Только и оставалось перекреститься Валентине Михайловой: «Господи, что же будет». Но с той поры во всех сердцах маленькой квартирки поселилась робкая надежда.
— Как же так, Степан? — обернулся мальчик к другу.
— Я не властен над биологией, Спиноза. — Ответил тот на его возмущенный вопрос, — Я и раньше говорил. Я ничем не могу помочь твоей бабушке. Прости…
— Почему же ты молчал?
— Тебе и так не сладко. Если бы узнал про бабушку, ты мог совершить какую-нибудь глупость, и все бы тогда пошло насмарку.
— Она…, — хотел было Димку спросить, будет ли жить бабушка, но побоялся узнать правду, которая могла быть горькой. И отвернул лицо в сторону.
По молчаливому уговору все заботы о скором спасении были оставлены на потом. И решили они воздать должное всем, кто причинил им горе.
Все началось с вопроса, который может быть только у взрослеющих детей.
— Степан, почему люди такие?
— Не знаю. Когда я смотрю на вас, мне кажется, что есть люди, как птицы, и есть люди, как змеи. Одни летают, стремятся к солнцу, обжигают крылья, падают на землю. Простор и воля — им судьба и бог; часто-часто бьются их сердца и коротки их жизни. Другие, подобно змеям, прячутся среди травы и камней и терпеливо и холодно ждут, когда птицы упадут на землю, чтобы пожрать их. Не знают змеи, что такое сердце, и солнце для них — не маяк, а печка. Мир, как это ни грустно, не может состоять из одних только птиц или одних только змей. Есть вещи, которые не исправить.
— И что же делать?
— Наверное, что можешь. Глядишь, что-нибудь, да получится.

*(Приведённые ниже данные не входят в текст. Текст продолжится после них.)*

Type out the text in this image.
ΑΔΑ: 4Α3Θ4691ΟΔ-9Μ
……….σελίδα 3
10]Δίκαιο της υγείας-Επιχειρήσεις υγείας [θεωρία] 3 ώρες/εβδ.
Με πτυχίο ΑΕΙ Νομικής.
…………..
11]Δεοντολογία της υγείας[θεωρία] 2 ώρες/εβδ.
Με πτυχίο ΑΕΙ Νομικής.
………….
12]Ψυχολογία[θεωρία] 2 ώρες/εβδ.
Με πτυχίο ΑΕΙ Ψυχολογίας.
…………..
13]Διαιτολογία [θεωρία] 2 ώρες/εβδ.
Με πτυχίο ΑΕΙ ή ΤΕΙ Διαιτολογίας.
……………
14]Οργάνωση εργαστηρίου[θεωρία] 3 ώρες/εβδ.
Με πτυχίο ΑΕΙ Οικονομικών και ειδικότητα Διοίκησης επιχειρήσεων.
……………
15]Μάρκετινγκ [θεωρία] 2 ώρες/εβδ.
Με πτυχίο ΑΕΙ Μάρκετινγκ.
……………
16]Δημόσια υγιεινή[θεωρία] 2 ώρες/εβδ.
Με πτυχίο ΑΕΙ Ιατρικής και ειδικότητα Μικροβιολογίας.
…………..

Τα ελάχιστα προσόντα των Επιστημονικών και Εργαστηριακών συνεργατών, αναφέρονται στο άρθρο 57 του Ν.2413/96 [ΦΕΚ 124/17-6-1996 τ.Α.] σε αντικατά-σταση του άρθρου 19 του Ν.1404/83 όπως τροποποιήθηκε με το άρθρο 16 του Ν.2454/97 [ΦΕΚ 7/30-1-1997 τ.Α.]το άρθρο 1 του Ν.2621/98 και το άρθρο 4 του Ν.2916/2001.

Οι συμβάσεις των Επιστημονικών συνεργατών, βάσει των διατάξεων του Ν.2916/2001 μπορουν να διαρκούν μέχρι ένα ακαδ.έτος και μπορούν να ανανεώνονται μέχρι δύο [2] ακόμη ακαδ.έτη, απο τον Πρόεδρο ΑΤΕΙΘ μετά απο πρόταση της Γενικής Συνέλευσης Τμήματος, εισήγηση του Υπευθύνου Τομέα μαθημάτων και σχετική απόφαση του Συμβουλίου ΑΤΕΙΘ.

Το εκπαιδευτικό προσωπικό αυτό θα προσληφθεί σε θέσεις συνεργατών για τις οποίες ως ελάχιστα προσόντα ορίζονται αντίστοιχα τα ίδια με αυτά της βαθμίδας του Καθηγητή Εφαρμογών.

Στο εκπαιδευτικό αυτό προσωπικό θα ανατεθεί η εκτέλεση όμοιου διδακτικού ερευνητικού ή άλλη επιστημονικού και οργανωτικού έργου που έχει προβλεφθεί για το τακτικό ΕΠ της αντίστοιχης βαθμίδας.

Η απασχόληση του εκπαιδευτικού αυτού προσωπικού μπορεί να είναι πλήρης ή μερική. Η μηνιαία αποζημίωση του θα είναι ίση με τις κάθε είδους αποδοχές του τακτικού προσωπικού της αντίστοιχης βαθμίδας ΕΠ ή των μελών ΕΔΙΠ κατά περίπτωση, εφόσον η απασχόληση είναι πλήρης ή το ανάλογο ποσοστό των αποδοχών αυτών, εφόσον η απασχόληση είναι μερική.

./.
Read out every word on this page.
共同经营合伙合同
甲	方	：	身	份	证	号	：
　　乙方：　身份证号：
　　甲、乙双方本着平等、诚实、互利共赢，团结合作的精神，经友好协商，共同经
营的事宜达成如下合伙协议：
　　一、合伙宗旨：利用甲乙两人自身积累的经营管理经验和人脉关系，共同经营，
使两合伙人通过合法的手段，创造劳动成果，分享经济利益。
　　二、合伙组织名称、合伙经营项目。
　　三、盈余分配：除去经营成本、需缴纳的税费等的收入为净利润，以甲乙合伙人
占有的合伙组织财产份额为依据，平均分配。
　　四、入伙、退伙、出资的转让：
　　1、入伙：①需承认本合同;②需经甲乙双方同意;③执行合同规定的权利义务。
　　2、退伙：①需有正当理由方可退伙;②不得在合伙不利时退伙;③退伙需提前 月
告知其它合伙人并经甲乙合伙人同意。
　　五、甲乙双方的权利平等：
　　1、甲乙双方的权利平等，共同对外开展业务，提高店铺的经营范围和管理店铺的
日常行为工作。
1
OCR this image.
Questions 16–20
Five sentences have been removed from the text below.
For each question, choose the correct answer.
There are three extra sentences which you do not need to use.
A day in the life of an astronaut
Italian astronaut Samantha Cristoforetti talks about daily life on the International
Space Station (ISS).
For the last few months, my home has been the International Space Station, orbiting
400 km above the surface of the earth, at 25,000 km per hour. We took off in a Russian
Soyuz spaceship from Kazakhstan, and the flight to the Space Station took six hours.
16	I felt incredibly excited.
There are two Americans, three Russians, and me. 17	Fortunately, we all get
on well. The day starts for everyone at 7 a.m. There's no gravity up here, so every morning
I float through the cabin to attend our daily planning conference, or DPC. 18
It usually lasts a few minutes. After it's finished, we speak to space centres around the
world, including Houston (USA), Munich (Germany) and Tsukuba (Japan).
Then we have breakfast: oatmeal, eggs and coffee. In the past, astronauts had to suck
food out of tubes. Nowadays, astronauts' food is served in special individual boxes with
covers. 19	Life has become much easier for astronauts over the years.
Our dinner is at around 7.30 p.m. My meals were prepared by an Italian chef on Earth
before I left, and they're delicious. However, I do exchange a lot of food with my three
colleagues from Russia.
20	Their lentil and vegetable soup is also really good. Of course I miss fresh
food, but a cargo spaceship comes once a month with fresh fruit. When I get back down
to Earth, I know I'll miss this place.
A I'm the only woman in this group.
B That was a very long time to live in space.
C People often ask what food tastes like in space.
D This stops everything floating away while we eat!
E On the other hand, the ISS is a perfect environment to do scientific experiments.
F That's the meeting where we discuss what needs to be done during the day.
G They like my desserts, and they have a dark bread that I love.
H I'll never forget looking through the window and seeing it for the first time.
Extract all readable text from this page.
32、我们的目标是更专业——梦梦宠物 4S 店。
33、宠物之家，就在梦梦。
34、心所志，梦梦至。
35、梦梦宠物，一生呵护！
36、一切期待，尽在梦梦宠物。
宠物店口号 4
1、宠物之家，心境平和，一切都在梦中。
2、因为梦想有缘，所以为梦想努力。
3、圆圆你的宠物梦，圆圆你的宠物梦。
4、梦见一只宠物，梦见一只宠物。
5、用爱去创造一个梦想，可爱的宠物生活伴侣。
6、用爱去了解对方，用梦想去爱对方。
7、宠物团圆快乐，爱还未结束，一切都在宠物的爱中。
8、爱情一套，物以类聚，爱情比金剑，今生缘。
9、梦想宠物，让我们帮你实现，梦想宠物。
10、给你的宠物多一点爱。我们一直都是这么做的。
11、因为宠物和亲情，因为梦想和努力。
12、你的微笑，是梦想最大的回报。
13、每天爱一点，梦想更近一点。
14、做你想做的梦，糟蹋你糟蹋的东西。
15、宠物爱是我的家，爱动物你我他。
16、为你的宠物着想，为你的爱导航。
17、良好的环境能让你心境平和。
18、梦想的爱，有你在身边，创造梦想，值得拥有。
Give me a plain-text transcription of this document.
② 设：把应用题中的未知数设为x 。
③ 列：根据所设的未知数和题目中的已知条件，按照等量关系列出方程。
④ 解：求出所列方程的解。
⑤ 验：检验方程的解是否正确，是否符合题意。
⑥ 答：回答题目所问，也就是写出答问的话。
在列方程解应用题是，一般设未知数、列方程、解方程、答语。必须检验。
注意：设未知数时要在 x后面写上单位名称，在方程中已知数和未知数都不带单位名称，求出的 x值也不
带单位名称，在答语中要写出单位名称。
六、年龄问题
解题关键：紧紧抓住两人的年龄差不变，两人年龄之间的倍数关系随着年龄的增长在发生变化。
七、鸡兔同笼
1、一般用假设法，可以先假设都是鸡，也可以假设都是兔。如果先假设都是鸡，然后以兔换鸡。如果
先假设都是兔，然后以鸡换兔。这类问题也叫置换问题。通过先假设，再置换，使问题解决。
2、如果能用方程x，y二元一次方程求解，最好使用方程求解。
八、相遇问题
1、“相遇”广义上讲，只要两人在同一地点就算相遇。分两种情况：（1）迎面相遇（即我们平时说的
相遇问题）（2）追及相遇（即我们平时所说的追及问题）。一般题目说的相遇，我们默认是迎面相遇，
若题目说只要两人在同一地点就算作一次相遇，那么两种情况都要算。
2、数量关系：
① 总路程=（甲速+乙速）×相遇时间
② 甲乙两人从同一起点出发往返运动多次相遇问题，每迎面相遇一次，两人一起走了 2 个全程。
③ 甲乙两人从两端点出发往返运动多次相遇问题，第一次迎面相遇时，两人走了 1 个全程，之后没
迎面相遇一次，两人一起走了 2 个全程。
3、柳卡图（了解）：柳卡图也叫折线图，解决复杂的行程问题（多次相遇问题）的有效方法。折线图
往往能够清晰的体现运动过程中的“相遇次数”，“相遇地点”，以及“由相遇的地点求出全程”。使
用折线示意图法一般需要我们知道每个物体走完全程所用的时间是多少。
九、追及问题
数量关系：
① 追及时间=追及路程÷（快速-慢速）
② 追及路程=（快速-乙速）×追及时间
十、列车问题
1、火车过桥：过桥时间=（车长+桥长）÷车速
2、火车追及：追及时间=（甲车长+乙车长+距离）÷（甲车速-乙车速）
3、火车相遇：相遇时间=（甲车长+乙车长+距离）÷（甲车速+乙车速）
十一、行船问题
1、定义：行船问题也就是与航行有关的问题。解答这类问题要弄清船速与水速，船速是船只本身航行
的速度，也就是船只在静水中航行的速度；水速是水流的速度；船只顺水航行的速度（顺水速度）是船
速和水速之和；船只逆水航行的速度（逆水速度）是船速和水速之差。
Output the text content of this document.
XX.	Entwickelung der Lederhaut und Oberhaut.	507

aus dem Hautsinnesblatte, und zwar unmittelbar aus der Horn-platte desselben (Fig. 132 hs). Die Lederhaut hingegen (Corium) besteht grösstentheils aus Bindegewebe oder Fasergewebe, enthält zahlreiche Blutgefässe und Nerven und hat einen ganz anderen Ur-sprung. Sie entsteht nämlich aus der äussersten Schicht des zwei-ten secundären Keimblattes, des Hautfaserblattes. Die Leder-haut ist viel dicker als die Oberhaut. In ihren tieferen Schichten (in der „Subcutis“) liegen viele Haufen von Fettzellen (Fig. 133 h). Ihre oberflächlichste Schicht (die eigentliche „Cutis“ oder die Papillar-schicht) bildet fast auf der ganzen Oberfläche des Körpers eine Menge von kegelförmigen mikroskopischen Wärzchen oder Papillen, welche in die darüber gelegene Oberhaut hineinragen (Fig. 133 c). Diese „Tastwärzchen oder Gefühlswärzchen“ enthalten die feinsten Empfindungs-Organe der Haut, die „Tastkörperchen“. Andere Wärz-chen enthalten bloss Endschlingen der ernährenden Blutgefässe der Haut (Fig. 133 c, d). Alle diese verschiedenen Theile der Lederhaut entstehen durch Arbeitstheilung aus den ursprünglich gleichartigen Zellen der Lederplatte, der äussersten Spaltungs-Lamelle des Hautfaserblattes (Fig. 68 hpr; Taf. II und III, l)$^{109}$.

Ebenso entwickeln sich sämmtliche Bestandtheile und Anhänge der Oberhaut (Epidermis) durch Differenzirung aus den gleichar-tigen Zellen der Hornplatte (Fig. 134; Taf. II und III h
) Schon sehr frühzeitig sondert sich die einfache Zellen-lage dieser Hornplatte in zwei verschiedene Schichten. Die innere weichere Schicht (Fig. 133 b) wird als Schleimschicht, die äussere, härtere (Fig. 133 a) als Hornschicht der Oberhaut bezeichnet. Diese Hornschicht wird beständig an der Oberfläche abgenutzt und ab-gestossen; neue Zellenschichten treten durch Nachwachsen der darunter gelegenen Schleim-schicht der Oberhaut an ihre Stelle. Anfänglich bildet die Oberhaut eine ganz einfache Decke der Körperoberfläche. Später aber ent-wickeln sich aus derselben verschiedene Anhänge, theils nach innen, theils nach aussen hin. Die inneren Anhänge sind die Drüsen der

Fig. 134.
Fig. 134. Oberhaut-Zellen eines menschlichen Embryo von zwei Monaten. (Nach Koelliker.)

— А те, кто меня бил, кто они?
— Они бандиты, работали по заказу. Кто отрубил тебе палец, был дядя одного из тех в джипе. Он хотел показать, что мстит за племянника, хотя работал за деньги.
— Ты сказал «был».
— Да. Мой друг Юрий сказал: «Убийц убей». Я так и сделал.
— А если не убивать? Если просто сделать людей добрыми. Ты так можешь?
— Нет. Это будут уже не они, а я. И у меня не хватит рук и ниток, чтобы дергать их как в кукольном театре и говорить за них.
— А кто ему платил эти деньги, Степан? — вдруг задумался Димка. Значит был еще кто-то.
— Ты прав. Ты на самом деле прав, мой юный брат. Рано я успокоился. Тот выполнял чужую волю. Беда к нам пришла от другого человека, — как в трансе с закрытыми глазами, словно всматриваясь в невидимое и недоступное Димке, — забормотал Степан, уселся в угол комнаты и стал раскачиваться из стороны в сторону. — И если бы не он, все было бы иначе, Спиноза, Как я проморгал. Ты подожди немного, я разберусь. Я найду того, кто все затеял. Я исправлю.
— Могу я вместе с тобой, — попросил Димка, сам не ведая, что его ждет.
— Хорошо, — ответил Степан, также не догадавшись и не разумея, какое испытание ждет неокрепший мальчишеский разум.
Так сердце Димки погрузилось в ад. Стал ли он Степаном или тот проложил мостик между собой и Димкиным мозгом, но как в калейдоскопе замелькали перед ним жизни Сливака, Карелы, других. Он видел поруганные мужские и женские тела, их стоны, и боль, которую испытывали они, испытывало и его тело, раздираемое насилием. Он становился теми, кого резали, жгли и убивали, и плоть его, пронзаемая ножами и пулями, трепетала в последних судорогах жизни, лишь за мгновение до смерти покидая обреченные тела. От всего этого зашатался Димка и рухнул на пол. И перед тем, как погрузится в спасительное забытье, губы его прошептали: «Как много боли, Степан…».
Тот, кто причинил им горе, на следующий день стоял у могилы Кудрявцева и слушал рассказ Костика. О том, как через номер упомянутой резидентом машины вышли на ее владельца. О бесполезной засаде, устроенной на квартире. О соседях, что ненароком обмолвились о Бирске, куда Кудрявцев ездил к сестре. О том необычном, что недавно случилось в этом городе, напоминая события в Уфе.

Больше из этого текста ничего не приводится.